3. If nf_conntrack_max of the initial user is reduced, will
the existing connections in other netns be affected?
Re: [PATCH V2] netfilter: netns nf_conntrack: per-netns net.netfilter.nf_conntrack_max sysctl
Posted by Florian Westphal 1 month ago
lvxiafei <xiafei_xupt@163.com> wrote:
> This modification can make nf_conntrack_max support
> the netns level to set the size of the connection
> tracking table, and more flexibly limit the connection
> tracking of each netns. For example, the initial user ns
> has a default value (=max_factor*nf_conntrack_htable_size).
> The nf_conntrack_max when netns 1 and netns 2 are created
> is the same as the nf_conntrack_max in the initial user ns.
> You can set it to netns 1 1k and netns 2 2k without
> affecting each other.

Netns 2 can also set it to 2**31 and cause machine go OOM.

> If you are worried that different netns may exceed the
> initial user limit and memory limit when setting,
> apply max = min(init_net->max, net->max), the value in
> netns is not greater than init_net->max, and the new
> maximum memory consumption <= the original maximum memory
> consumption, which limits memory consumption to a certain
> extent.

That was one of the suggestions that I see how one could have
tunable pernet variable without allowing netns2 go haywire.

> However, this will bring several problems:
> 
> 1. Do not allow nf_conntrack_max in other netns to be greater
> than nf_conntrack_max of the initial user. For example, when
> other netns carry north-south traffic, the actual number of
> connection tracking is greater than that of the initial user.

Sure.

> 2. If nf_conntrack_max of the initial user is increased, the
> maximum memory consumption will inevitably increase by n copies

How is that different to current state of affairs?

> 3. If nf_conntrack_max of the initial user is reduced, will
> the existing connections in other netns be affected?

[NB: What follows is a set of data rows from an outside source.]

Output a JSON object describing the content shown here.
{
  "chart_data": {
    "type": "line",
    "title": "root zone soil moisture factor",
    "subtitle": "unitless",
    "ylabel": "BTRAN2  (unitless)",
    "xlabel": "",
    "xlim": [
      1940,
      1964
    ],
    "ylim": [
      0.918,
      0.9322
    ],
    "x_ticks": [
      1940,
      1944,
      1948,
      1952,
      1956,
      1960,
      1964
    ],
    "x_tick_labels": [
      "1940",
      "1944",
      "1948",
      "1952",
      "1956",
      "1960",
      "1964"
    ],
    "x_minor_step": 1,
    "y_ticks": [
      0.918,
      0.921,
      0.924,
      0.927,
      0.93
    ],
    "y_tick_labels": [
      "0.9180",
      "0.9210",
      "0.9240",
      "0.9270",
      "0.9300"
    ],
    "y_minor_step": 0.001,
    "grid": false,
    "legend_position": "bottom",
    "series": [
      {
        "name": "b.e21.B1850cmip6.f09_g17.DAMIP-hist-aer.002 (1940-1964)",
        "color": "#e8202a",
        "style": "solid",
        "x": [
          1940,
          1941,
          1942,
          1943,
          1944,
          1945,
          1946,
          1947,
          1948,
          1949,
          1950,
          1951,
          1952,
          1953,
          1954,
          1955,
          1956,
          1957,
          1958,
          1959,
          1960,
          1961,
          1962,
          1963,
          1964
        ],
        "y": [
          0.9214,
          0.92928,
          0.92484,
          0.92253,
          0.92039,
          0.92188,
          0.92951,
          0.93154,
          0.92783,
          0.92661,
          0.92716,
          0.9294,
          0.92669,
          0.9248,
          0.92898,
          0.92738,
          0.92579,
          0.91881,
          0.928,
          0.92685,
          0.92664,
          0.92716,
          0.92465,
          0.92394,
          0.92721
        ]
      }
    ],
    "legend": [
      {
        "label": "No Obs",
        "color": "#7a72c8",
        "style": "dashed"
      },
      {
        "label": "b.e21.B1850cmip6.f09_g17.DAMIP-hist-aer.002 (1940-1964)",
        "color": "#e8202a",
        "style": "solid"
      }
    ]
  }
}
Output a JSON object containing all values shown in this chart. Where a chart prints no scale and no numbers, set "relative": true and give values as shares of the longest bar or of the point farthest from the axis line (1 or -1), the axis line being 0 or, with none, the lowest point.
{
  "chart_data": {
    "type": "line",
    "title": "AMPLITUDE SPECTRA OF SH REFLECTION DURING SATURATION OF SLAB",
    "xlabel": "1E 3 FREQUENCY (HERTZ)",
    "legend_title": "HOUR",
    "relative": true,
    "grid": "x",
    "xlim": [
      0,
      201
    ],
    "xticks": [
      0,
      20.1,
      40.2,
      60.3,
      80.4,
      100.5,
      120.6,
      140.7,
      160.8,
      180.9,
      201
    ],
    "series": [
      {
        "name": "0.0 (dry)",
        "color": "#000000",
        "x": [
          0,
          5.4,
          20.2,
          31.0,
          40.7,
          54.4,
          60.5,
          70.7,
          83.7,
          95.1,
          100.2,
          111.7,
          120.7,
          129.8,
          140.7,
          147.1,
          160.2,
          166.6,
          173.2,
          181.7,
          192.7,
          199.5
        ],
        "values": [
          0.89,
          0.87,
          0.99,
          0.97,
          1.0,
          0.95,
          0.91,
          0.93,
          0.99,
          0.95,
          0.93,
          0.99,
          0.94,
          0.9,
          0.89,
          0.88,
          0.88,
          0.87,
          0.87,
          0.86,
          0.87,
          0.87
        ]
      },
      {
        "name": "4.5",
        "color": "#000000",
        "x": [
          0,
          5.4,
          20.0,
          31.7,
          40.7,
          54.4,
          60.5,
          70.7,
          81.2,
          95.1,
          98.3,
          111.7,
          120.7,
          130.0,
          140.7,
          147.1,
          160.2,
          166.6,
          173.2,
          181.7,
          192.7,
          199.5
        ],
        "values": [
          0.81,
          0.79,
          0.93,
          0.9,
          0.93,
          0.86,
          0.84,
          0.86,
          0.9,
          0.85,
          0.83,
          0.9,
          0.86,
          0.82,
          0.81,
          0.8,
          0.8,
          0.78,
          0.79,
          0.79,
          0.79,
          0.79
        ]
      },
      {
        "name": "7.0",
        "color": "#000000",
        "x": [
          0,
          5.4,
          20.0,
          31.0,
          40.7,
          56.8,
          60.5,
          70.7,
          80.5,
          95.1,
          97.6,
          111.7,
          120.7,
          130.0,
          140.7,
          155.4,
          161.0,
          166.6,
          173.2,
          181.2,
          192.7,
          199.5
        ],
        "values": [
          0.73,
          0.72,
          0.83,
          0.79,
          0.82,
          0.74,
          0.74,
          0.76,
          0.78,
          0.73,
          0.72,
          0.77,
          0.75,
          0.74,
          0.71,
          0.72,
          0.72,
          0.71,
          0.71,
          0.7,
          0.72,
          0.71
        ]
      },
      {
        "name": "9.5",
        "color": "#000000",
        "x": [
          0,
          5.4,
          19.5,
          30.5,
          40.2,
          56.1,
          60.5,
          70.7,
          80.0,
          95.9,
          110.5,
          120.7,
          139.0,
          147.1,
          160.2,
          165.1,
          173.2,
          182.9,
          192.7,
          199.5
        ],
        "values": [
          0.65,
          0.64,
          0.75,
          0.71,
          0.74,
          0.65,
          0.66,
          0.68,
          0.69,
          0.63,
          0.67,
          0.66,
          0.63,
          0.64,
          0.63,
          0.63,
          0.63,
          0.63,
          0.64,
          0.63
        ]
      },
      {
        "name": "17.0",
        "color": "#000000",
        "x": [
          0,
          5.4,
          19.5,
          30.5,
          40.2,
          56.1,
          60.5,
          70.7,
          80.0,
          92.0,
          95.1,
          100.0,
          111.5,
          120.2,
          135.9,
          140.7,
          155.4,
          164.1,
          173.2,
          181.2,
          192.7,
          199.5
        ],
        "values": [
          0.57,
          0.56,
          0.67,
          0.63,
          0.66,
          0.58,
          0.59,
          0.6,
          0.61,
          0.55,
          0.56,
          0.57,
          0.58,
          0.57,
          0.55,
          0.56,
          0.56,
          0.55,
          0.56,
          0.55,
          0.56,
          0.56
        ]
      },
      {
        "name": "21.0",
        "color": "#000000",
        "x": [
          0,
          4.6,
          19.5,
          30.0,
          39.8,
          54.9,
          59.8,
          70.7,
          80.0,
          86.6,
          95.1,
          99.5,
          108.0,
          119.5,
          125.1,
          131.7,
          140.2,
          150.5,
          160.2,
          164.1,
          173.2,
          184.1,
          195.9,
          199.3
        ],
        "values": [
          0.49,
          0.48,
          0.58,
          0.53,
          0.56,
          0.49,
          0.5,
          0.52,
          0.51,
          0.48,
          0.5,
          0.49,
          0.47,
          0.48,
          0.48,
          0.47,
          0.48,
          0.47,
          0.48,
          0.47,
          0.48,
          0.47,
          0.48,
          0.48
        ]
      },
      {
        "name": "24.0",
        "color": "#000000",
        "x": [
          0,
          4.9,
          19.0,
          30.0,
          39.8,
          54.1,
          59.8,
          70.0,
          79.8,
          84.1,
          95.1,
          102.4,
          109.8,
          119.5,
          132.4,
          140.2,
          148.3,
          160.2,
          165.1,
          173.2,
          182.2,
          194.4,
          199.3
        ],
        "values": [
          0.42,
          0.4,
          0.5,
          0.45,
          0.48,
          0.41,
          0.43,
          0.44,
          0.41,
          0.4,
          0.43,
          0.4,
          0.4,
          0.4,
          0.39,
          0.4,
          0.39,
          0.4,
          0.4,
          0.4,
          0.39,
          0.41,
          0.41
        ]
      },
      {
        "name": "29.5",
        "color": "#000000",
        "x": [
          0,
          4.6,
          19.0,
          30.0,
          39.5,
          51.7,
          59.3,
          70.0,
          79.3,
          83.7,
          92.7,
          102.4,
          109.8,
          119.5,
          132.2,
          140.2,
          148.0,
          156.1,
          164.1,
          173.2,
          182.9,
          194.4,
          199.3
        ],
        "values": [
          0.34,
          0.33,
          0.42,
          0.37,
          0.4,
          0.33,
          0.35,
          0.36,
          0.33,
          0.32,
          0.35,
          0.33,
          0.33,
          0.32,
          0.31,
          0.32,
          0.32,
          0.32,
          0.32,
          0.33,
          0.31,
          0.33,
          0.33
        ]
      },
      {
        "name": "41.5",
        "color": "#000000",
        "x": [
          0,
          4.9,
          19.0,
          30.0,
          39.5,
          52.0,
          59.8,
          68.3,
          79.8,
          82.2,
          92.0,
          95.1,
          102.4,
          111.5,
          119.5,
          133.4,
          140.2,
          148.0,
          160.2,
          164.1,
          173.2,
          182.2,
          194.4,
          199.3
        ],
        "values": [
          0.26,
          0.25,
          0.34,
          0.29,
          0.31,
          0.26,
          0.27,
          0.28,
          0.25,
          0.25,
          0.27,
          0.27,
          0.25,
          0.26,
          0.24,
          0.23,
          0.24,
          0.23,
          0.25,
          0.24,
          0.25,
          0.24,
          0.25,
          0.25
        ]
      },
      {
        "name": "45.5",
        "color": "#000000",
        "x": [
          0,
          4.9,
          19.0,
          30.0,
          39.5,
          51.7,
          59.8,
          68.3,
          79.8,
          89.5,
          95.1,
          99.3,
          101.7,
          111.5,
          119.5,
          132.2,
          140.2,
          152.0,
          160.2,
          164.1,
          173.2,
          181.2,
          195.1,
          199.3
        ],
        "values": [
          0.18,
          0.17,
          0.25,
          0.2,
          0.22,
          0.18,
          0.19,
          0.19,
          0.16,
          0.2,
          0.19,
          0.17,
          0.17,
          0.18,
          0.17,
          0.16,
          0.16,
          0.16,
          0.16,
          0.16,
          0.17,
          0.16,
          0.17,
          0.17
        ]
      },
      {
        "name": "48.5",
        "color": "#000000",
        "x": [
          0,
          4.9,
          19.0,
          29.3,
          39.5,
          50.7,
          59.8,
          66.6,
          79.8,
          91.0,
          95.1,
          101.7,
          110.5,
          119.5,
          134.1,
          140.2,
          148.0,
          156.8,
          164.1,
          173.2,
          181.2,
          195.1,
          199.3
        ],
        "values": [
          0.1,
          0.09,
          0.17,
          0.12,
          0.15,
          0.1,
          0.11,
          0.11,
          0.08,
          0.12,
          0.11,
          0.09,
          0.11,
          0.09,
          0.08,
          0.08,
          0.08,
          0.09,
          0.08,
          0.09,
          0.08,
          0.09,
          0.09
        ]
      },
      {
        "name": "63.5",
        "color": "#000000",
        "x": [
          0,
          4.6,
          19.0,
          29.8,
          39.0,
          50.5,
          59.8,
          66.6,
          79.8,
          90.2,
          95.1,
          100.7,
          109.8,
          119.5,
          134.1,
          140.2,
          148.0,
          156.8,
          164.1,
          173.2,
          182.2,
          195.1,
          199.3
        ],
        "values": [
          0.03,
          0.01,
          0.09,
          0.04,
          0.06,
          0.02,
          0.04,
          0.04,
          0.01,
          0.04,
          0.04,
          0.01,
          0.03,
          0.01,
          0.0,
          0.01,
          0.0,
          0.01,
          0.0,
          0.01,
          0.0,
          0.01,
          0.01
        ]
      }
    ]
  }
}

No, but new ones will be blocked until its below init_net limit again.
Re: [PATCH V2] netfilter: netns nf_conntrack: per-netns net.netfilter.nf_conntrack_max sysctl
Posted by lvxiafei 1 month ago
On 2025-04-08 13:28 Florian Westphal <fw@strlen.de> wrote:
> That was one of the suggestions that I see how one could have
> tunable pernet variable without allowing netns2 go haywire.

Yes, After net.netfilter.nf_conntrack_max is set in different
netns, it should be designed to not be allowed to be larger
than the global (ancestor) limit when working.